The board of education has called a special meeting for Thursday, July 21, at 6:00 p.m. in the central office board room to review the most up-to-date information the district has on available funding and how it can proceed in making budget decisions necessitated by state cuts above amounts projected in June when the district completed its annual budget preparation.
“Charter schools in Chatham County will be negatively affected by this state discretionary cut as well since their funding sources are the same as the traditional public schools,” noted Logan.
The district has made dramatic budget cuts over the past three years.There is already a $5,027,902reduction in the 2011-2012 budget, which brings total budget cuts to $9 million over the past three years, including cutting over sixty positions.
“By having to use almost $2.6 million of our fund balance this year, we have little left in reserves to meet unanticipated costs that often arise during a school year.The Board of Education was willing to take this chance in order to save jobs and sustain services to children,” Superintendent Robert Logan stated.

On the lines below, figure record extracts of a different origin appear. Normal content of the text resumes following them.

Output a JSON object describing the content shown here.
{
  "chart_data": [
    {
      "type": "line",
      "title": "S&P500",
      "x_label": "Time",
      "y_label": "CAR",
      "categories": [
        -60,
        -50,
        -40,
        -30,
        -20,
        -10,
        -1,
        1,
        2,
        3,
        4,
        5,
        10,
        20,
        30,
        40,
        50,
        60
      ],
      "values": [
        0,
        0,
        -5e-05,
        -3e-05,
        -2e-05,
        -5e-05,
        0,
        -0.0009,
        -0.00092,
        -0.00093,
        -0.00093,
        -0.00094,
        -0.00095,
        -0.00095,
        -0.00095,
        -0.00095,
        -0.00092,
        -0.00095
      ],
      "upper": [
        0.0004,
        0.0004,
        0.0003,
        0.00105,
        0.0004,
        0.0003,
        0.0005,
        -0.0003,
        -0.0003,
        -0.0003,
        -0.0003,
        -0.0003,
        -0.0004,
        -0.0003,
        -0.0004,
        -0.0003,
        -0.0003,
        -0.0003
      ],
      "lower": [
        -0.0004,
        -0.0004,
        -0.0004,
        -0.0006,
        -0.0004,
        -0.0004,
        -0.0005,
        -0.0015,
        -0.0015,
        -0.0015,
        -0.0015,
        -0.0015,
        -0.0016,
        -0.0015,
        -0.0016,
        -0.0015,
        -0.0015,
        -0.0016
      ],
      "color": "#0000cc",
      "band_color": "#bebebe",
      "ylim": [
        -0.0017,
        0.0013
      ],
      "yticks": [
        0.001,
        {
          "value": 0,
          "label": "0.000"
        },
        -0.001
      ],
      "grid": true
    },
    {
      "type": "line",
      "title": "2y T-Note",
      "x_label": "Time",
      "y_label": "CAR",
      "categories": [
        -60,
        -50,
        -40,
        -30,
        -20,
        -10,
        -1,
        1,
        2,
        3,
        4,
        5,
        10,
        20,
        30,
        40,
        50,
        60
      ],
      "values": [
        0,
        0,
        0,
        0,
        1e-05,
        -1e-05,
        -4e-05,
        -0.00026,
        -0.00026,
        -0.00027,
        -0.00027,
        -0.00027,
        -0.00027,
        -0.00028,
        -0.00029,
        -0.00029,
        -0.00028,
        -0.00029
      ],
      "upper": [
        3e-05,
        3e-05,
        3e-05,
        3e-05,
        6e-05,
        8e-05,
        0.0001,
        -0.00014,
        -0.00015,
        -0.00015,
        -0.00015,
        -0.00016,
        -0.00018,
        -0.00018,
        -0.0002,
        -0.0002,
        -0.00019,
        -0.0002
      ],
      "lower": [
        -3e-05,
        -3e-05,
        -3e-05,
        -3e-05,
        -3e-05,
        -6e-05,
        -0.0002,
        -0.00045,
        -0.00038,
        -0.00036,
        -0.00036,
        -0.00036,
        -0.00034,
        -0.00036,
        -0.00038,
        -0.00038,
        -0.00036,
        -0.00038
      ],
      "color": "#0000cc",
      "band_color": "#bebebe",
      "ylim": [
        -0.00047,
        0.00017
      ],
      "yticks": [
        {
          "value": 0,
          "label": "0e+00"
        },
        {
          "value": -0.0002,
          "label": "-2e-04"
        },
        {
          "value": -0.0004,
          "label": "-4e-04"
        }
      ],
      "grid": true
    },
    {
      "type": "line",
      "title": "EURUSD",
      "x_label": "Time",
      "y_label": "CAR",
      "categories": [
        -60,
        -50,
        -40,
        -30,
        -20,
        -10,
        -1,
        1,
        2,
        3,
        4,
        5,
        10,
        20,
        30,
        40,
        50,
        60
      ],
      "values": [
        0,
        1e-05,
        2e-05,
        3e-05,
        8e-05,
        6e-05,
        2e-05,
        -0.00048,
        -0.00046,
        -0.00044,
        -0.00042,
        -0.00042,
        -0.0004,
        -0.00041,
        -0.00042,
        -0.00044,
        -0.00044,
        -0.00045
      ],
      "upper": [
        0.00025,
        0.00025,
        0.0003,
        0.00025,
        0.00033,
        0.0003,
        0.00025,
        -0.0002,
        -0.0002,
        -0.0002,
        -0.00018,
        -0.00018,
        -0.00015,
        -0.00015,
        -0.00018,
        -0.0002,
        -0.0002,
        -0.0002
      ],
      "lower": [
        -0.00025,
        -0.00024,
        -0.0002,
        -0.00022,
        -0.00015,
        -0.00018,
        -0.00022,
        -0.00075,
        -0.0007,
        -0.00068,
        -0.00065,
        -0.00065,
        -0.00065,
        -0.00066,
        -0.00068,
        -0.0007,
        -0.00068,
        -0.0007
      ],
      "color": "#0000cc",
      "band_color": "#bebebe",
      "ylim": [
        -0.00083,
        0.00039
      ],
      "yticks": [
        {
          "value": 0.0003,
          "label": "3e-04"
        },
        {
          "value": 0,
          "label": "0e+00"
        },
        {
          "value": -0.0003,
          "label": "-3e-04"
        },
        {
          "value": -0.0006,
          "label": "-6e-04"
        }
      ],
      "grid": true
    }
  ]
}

When Superintendent Logan and Board of Education Chair Deb McManus presented the school district’s annual budget request to the commissioners in June, the pair made them aware of the fact it was likely the state legislature would increase the discretionary education cut even more than the school district had been told by the Department of Public Instruction to anticipate.The board of commissioners told the education officials to come back to them if the state discretionary cut was greater than already budgeted.
“We have acted in good faith by coming back to the commissioners during this unprecedented education budget crisis.The public has made it clear that its two top priorities are education and jobs.We want to work together with the commissioners to maintain those priorities,” commented McManus.